Anita Disney
Assistant Professor of Neurobiology

There are two broad branches of research in the Disney lab:

The primary goal of our Basic Research is to determine the role(s) that neuromodulators such as acetylcholine, noradrenaline, serotonin, and oxytocin play in specifying functional connectivity across the wired circuitry of the brain, and how this dynamic circuit specification supports flexible behavior in the healthy brain.

The core goal of our Disease-Focused Research is understanding the neurochemical changes that occur in the pre-clinical phase (i.e 20-30 years before symptom onset and diagnosis) of late-onset Alzheimer's Disease. Late onset AD accounts for >95% of the disease burden and is not genetically determined, which means it is not well-modeled by the transgenic mice commonly used in AD research and is less well-understood than familial AD.

We are a question-driven lab, and so the techniques we employ are diverse. Where the technique we need in order to answer our question doesn't exist, we work to develop it.

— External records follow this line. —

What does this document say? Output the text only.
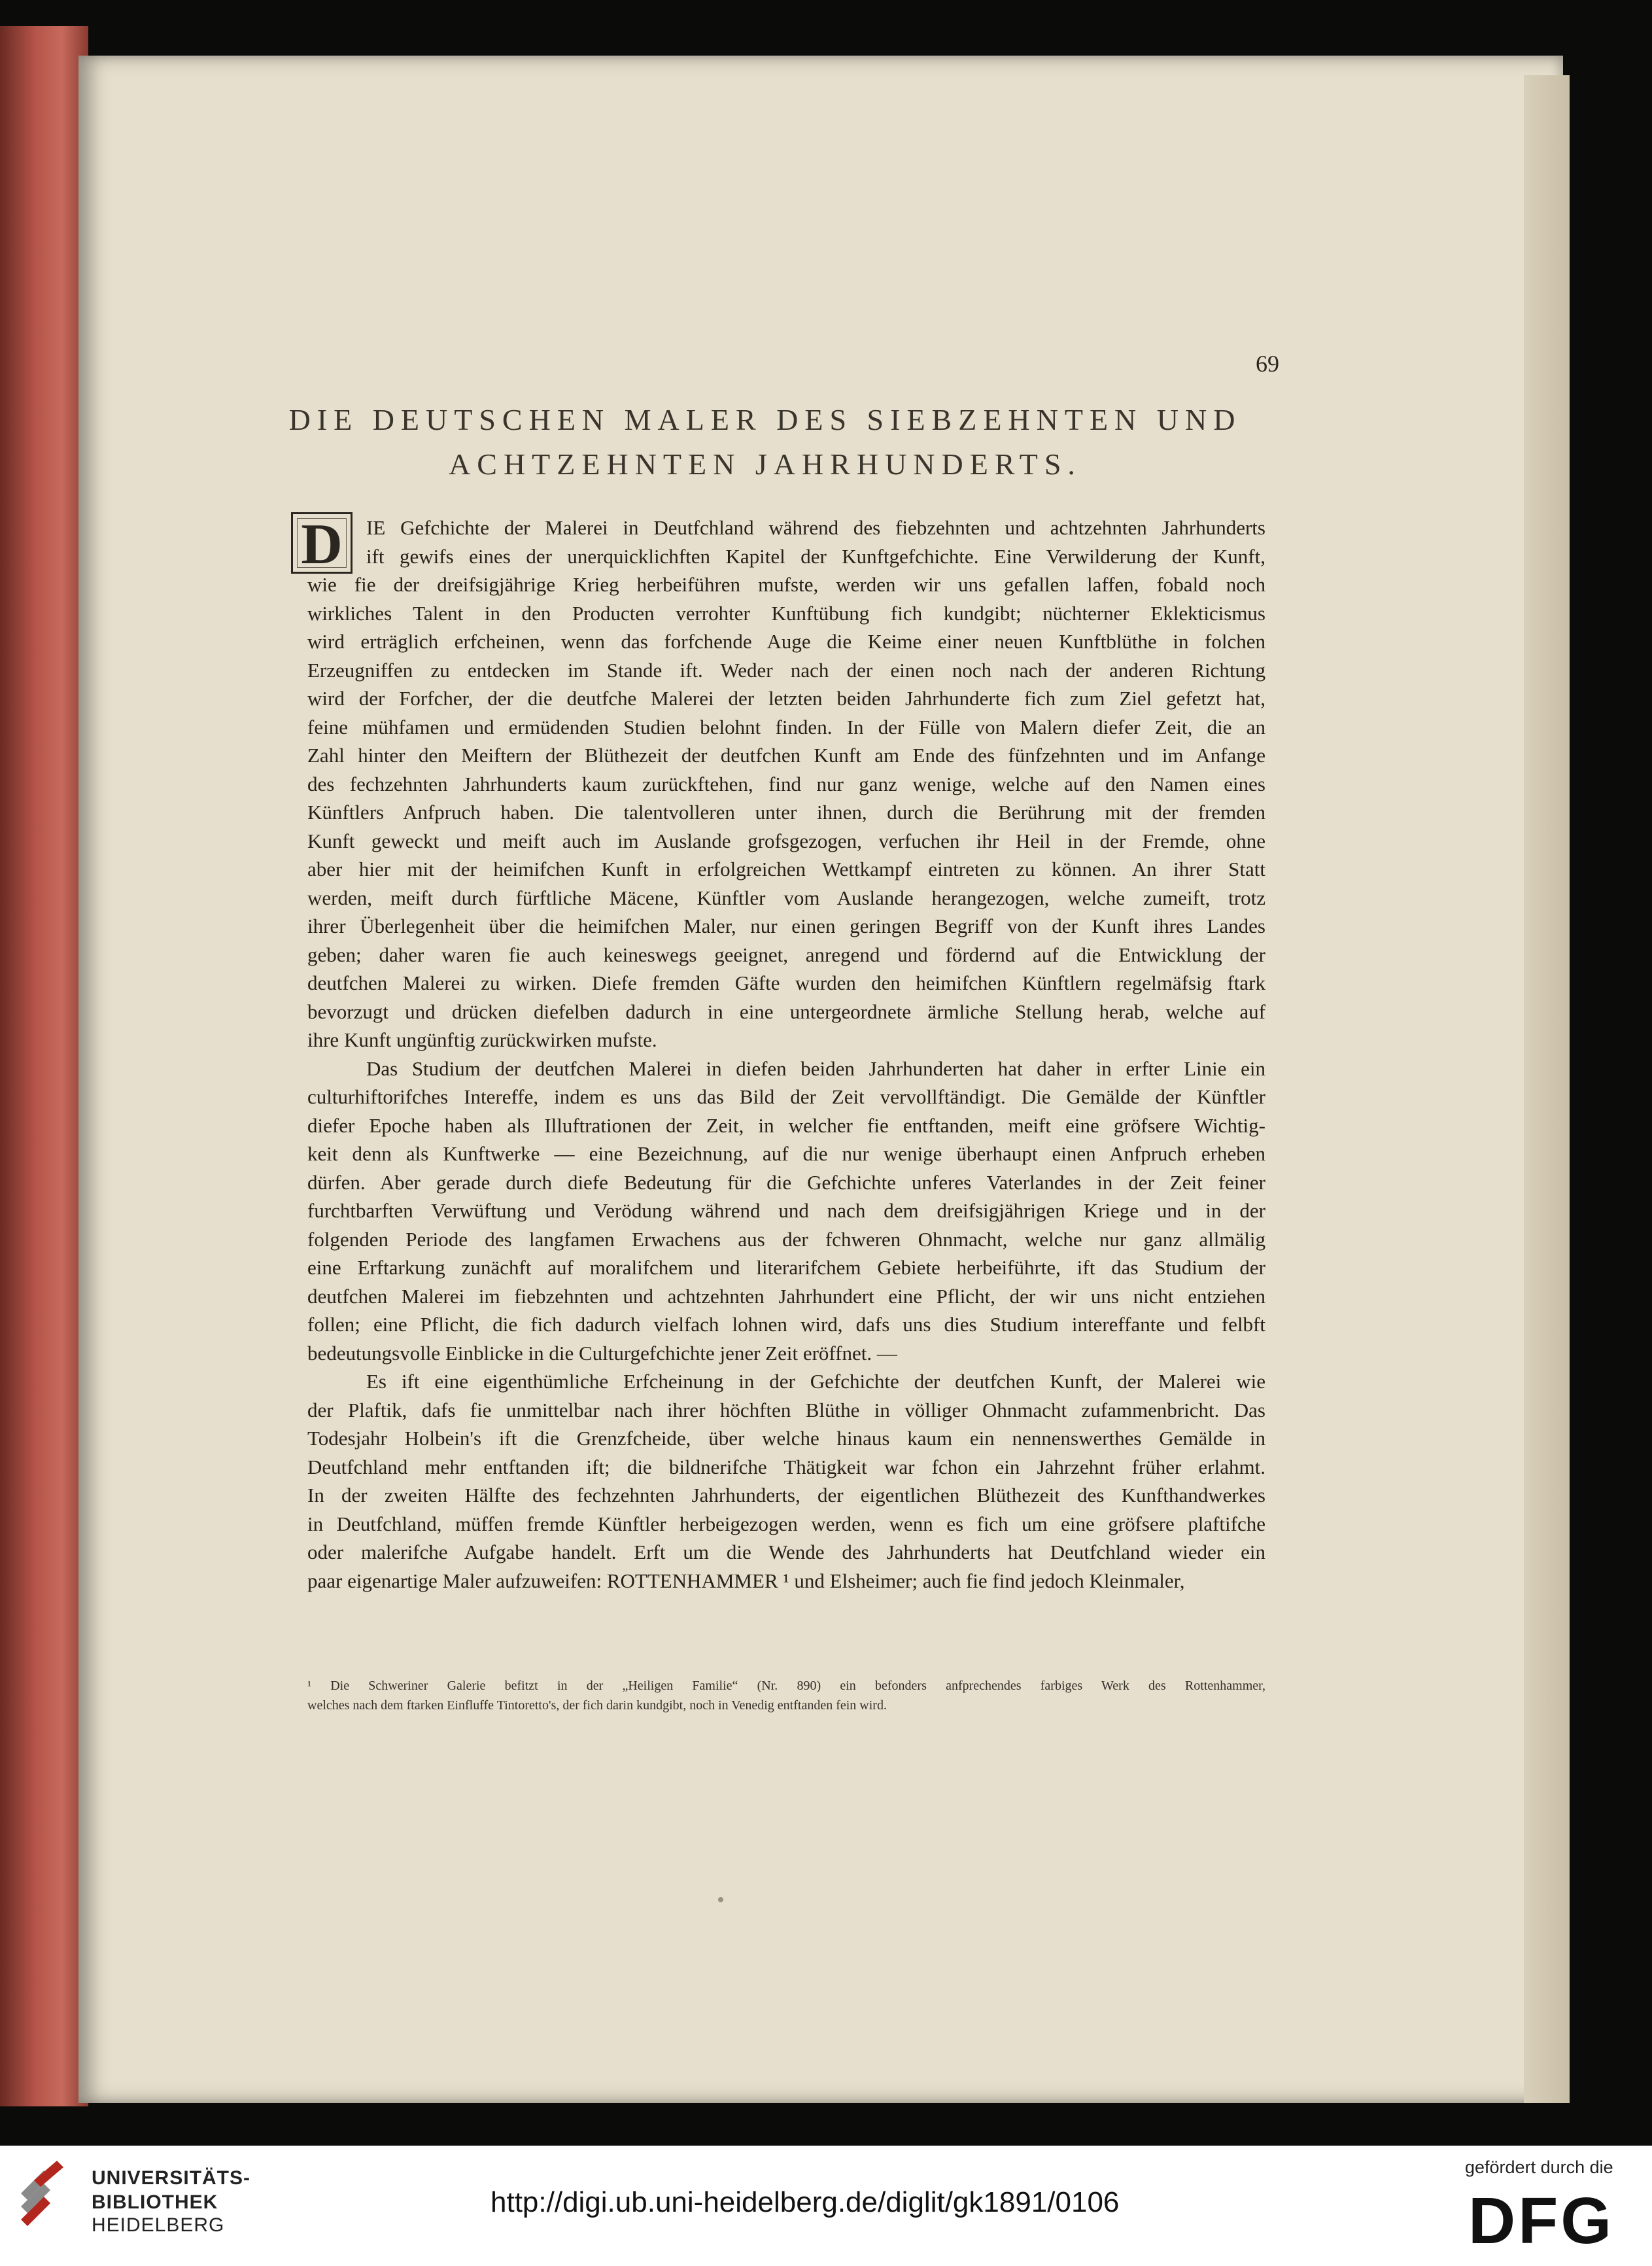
69
DIE DEUTSCHEN MALER DES SIEBZEHNTEN UND
ACHTZEHNTEN JAHRHUNDERTS.
D	IE Gefchichte der Malerei in Deutfchland während des fiebzehnten und achtzehnten Jahrhunderts
ift gewifs eines der unerquicklichften Kapitel der Kunftgefchichte. Eine Verwilderung der Kunft,
wie fie der dreifsigjährige Krieg herbeiführen mufste, werden wir uns gefallen laffen, fobald noch
wirkliches Talent in den Producten verrohter Kunftübung fich kundgibt; nüchterner Eklekticismus
wird erträglich erfcheinen, wenn das forfchende Auge die Keime einer neuen Kunftblüthe in folchen
Erzeugniffen zu entdecken im Stande ift. Weder nach der einen noch nach der anderen Richtung
wird der Forfcher, der die deutfche Malerei der letzten beiden Jahrhunderte fich zum Ziel gefetzt hat,
feine mühfamen und ermüdenden Studien belohnt finden. In der Fülle von Malern diefer Zeit, die an
Zahl hinter den Meiftern der Blüthezeit der deutfchen Kunft am Ende des fünfzehnten und im Anfange
des fechzehnten Jahrhunderts kaum zurückftehen, find nur ganz wenige, welche auf den Namen eines
Künftlers Anfpruch haben. Die talentvolleren unter ihnen, durch die Berührung mit der fremden
Kunft geweckt und meift auch im Auslande grofsgezogen, verfuchen ihr Heil in der Fremde, ohne
aber hier mit der heimifchen Kunft in erfolgreichen Wettkampf eintreten zu können. An ihrer Statt
werden, meift durch fürftliche Mäcene, Künftler vom Auslande herangezogen, welche zumeift, trotz
ihrer Überlegenheit über die heimifchen Maler, nur einen geringen Begriff von der Kunft ihres Landes
geben; daher waren fie auch keineswegs geeignet, anregend und fördernd auf die Entwicklung der
deutfchen Malerei zu wirken. Diefe fremden Gäfte wurden den heimifchen Künftlern regelmäfsig ftark
bevorzugt und drücken diefelben dadurch in eine untergeordnete ärmliche Stellung herab, welche auf
ihre Kunft ungünftig zurückwirken mufste.
Das Studium der deutfchen Malerei in diefen beiden Jahrhunderten hat daher in erfter Linie ein
culturhiftorifches Intereffe, indem es uns das Bild der Zeit vervollftändigt. Die Gemälde der Künftler
diefer Epoche haben als Illuftrationen der Zeit, in welcher fie entftanden, meift eine gröfsere Wichtig-
keit denn als Kunftwerke — eine Bezeichnung, auf die nur wenige überhaupt einen Anfpruch erheben
dürfen. Aber gerade durch diefe Bedeutung für die Gefchichte unferes Vaterlandes in der Zeit feiner
furchtbarften Verwüftung und Verödung während und nach dem dreifsigjährigen Kriege und in der
folgenden Periode des langfamen Erwachens aus der fchweren Ohnmacht, welche nur ganz allmälig
eine Erftarkung zunächft auf moralifchem und literarifchem Gebiete herbeiführte, ift das Studium der
deutfchen Malerei im fiebzehnten und achtzehnten Jahrhundert eine Pflicht, der wir uns nicht entziehen
follen; eine Pflicht, die fich dadurch vielfach lohnen wird, dafs uns dies Studium intereffante und felbft
bedeutungsvolle Einblicke in die Culturgefchichte jener Zeit eröffnet. —
Es ift eine eigenthümliche Erfcheinung in der Gefchichte der deutfchen Kunft, der Malerei wie
der Plaftik, dafs fie unmittelbar nach ihrer höchften Blüthe in völliger Ohnmacht zufammenbricht. Das
Todesjahr Holbein's ift die Grenzfcheide, über welche hinaus kaum ein nennenswerthes Gemälde in
Deutfchland mehr entftanden ift; die bildnerifche Thätigkeit war fchon ein Jahrzehnt früher erlahmt.
In der zweiten Hälfte des fechzehnten Jahrhunderts, der eigentlichen Blüthezeit des Kunfthandwerkes
in Deutfchland, müffen fremde Künftler herbeigezogen werden, wenn es fich um eine gröfsere plaftifche
oder malerifche Aufgabe handelt. Erft um die Wende des Jahrhunderts hat Deutfchland wieder ein
paar eigenartige Maler aufzuweifen: ROTTENHAMMER ¹ und Elsheimer; auch fie find jedoch Kleinmaler,
¹ Die Schweriner Galerie befitzt in der „Heiligen Familie“ (Nr. 890) ein befonders anfprechendes farbiges Werk des Rottenhammer,
welches nach dem ftarken Einfluffe Tintoretto's, der fich darin kundgibt, noch in Venedig entftanden fein wird.
UNIVERSITÄTS-
BIBLIOTHEK
HEIDELBERG
http://digi.ub.uni-heidelberg.de/diglit/gk1891/0106
gefördert durch die
DFG
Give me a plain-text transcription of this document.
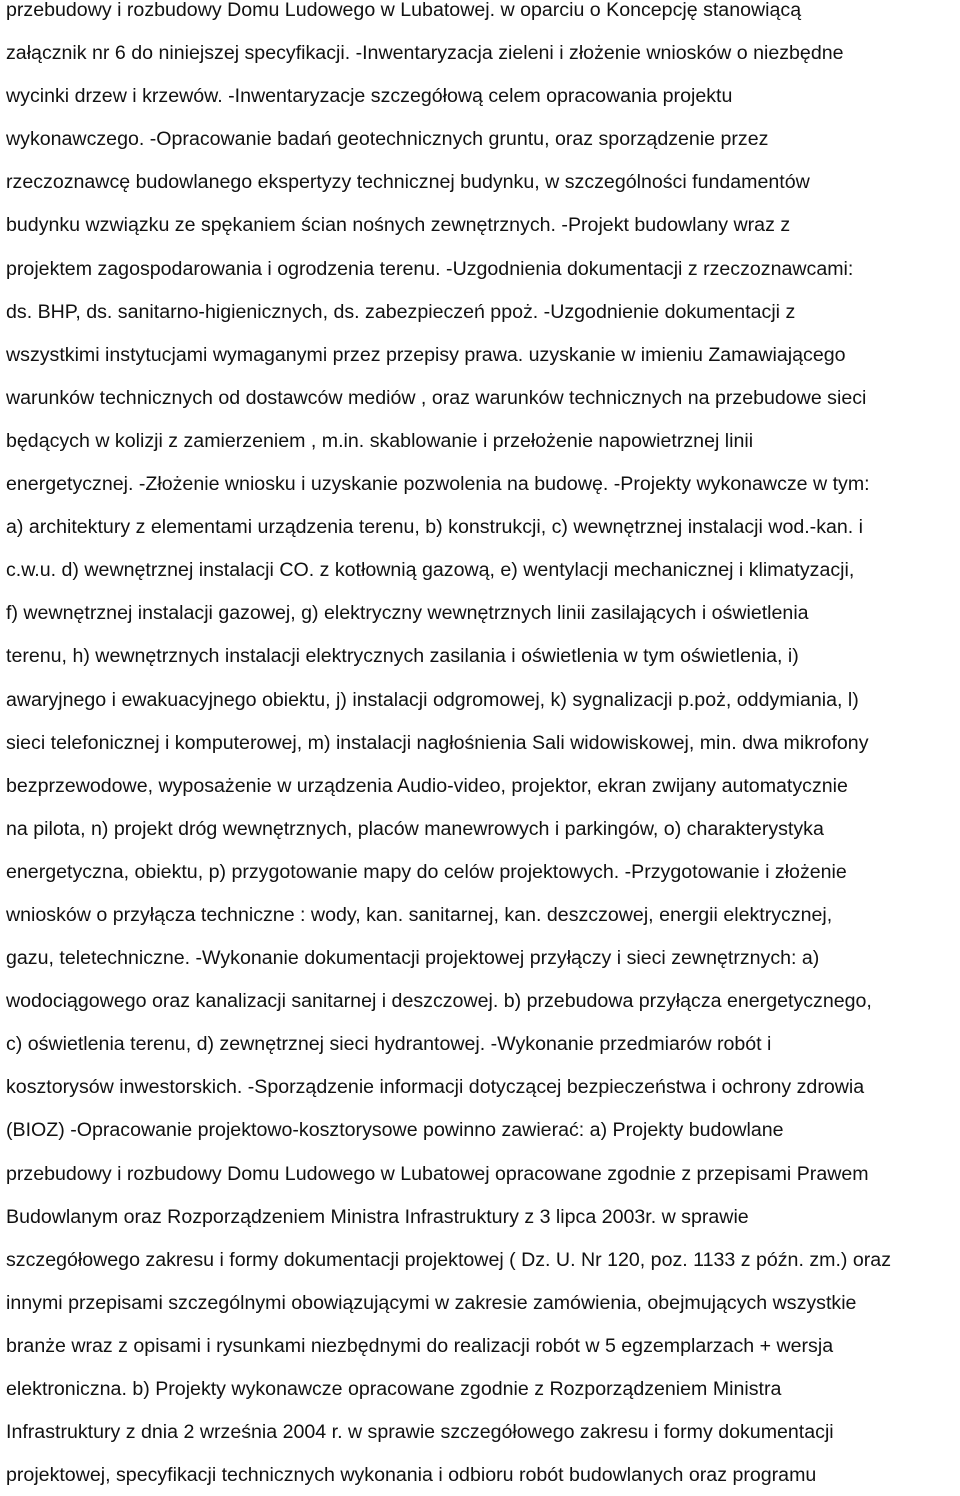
przebudowy i rozbudowy Domu Ludowego w Lubatowej. w oparciu o Koncepcję stanowiącą
załącznik nr 6 do niniejszej specyfikacji. -Inwentaryzacja zieleni i złożenie wniosków o niezbędne
wycinki drzew i krzewów. -Inwentaryzacje szczegółową celem opracowania projektu
wykonawczego. -Opracowanie badań geotechnicznych gruntu, oraz sporządzenie przez
rzeczoznawcę budowlanego ekspertyzy technicznej budynku, w szczególności fundamentów
budynku wzwiązku ze spękaniem ścian nośnych zewnętrznych. -Projekt budowlany wraz z
projektem zagospodarowania i ogrodzenia terenu. -Uzgodnienia dokumentacji z rzeczoznawcami:
ds. BHP, ds. sanitarno-higienicznych, ds. zabezpieczeń ppoż. -Uzgodnienie dokumentacji z
wszystkimi instytucjami wymaganymi przez przepisy prawa. uzyskanie w imieniu Zamawiającego
warunków technicznych od dostawców mediów , oraz warunków technicznych na przebudowe sieci
będących w kolizji z zamierzeniem , m.in. skablowanie i przełożenie napowietrznej linii
energetycznej. -Złożenie wniosku i uzyskanie pozwolenia na budowę. -Projekty wykonawcze w tym:
a) architektury z elementami urządzenia terenu, b) konstrukcji, c) wewnętrznej instalacji wod.-kan. i
c.w.u. d) wewnętrznej instalacji CO. z kotłownią gazową, e) wentylacji mechanicznej i klimatyzacji,
f) wewnętrznej instalacji gazowej, g) elektryczny wewnętrznych linii zasilających i oświetlenia
terenu, h) wewnętrznych instalacji elektrycznych zasilania i oświetlenia w tym oświetlenia, i)
awaryjnego i ewakuacyjnego obiektu, j) instalacji odgromowej, k) sygnalizacji p.poż, oddymiania, l)
sieci telefonicznej i komputerowej, m) instalacji nagłośnienia Sali widowiskowej, min. dwa mikrofony
bezprzewodowe, wyposażenie w urządzenia Audio-video, projektor, ekran zwijany automatycznie
na pilota, n) projekt dróg wewnętrznych, placów manewrowych i parkingów, o) charakterystyka
energetyczna, obiektu, p) przygotowanie mapy do celów projektowych. -Przygotowanie i złożenie
wniosków o przyłącza techniczne : wody, kan. sanitarnej, kan. deszczowej, energii elektrycznej,
gazu, teletechniczne. -Wykonanie dokumentacji projektowej przyłączy i sieci zewnętrznych: a)
wodociągowego oraz kanalizacji sanitarnej i deszczowej. b) przebudowa przyłącza energetycznego,
c) oświetlenia terenu, d) zewnętrznej sieci hydrantowej. -Wykonanie przedmiarów robót i
kosztorysów inwestorskich. -Sporządzenie informacji dotyczącej bezpieczeństwa i ochrony zdrowia
(BIOZ) -Opracowanie projektowo-kosztorysowe powinno zawierać: a) Projekty budowlane
przebudowy i rozbudowy Domu Ludowego w Lubatowej opracowane zgodnie z przepisami Prawem
Budowlanym oraz Rozporządzeniem Ministra Infrastruktury z 3 lipca 2003r. w sprawie
szczegółowego zakresu i formy dokumentacji projektowej ( Dz. U. Nr 120, poz. 1133 z późn. zm.) oraz
innymi przepisami szczególnymi obowiązującymi w zakresie zamówienia, obejmujących wszystkie
branże wraz z opisami i rysunkami niezbędnymi do realizacji robót w 5 egzemplarzach + wersja
elektroniczna. b) Projekty wykonawcze opracowane zgodnie z Rozporządzeniem Ministra
Infrastruktury z dnia 2 września 2004 r. w sprawie szczegółowego zakresu i formy dokumentacji
projektowej, specyfikacji technicznych wykonania i odbioru robót budowlanych oraz programu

Our current tools include a novel biosensor that combines classical electrophysiological recording capabilities with the ability to measure the local chemical environment at high spatial and temporal resolution; we also combine electrophysiological recording with pharmacological manipulation to examine causal relationships between neuromodulation, neuronal activity and behavioral performance. Our current analysis methods include the tools of analytic chemistry, including mass spectrometry-based proteomics and metabolomics. Because we believe that structure constrains function, we anchor all of our research in a solid understanding of cortical anatomy. Where these data don't exist, we generate them which means we also study the anatomy of neuromodulatory systems in cortex from a comparative perspective at both the light and electron microscopic levels.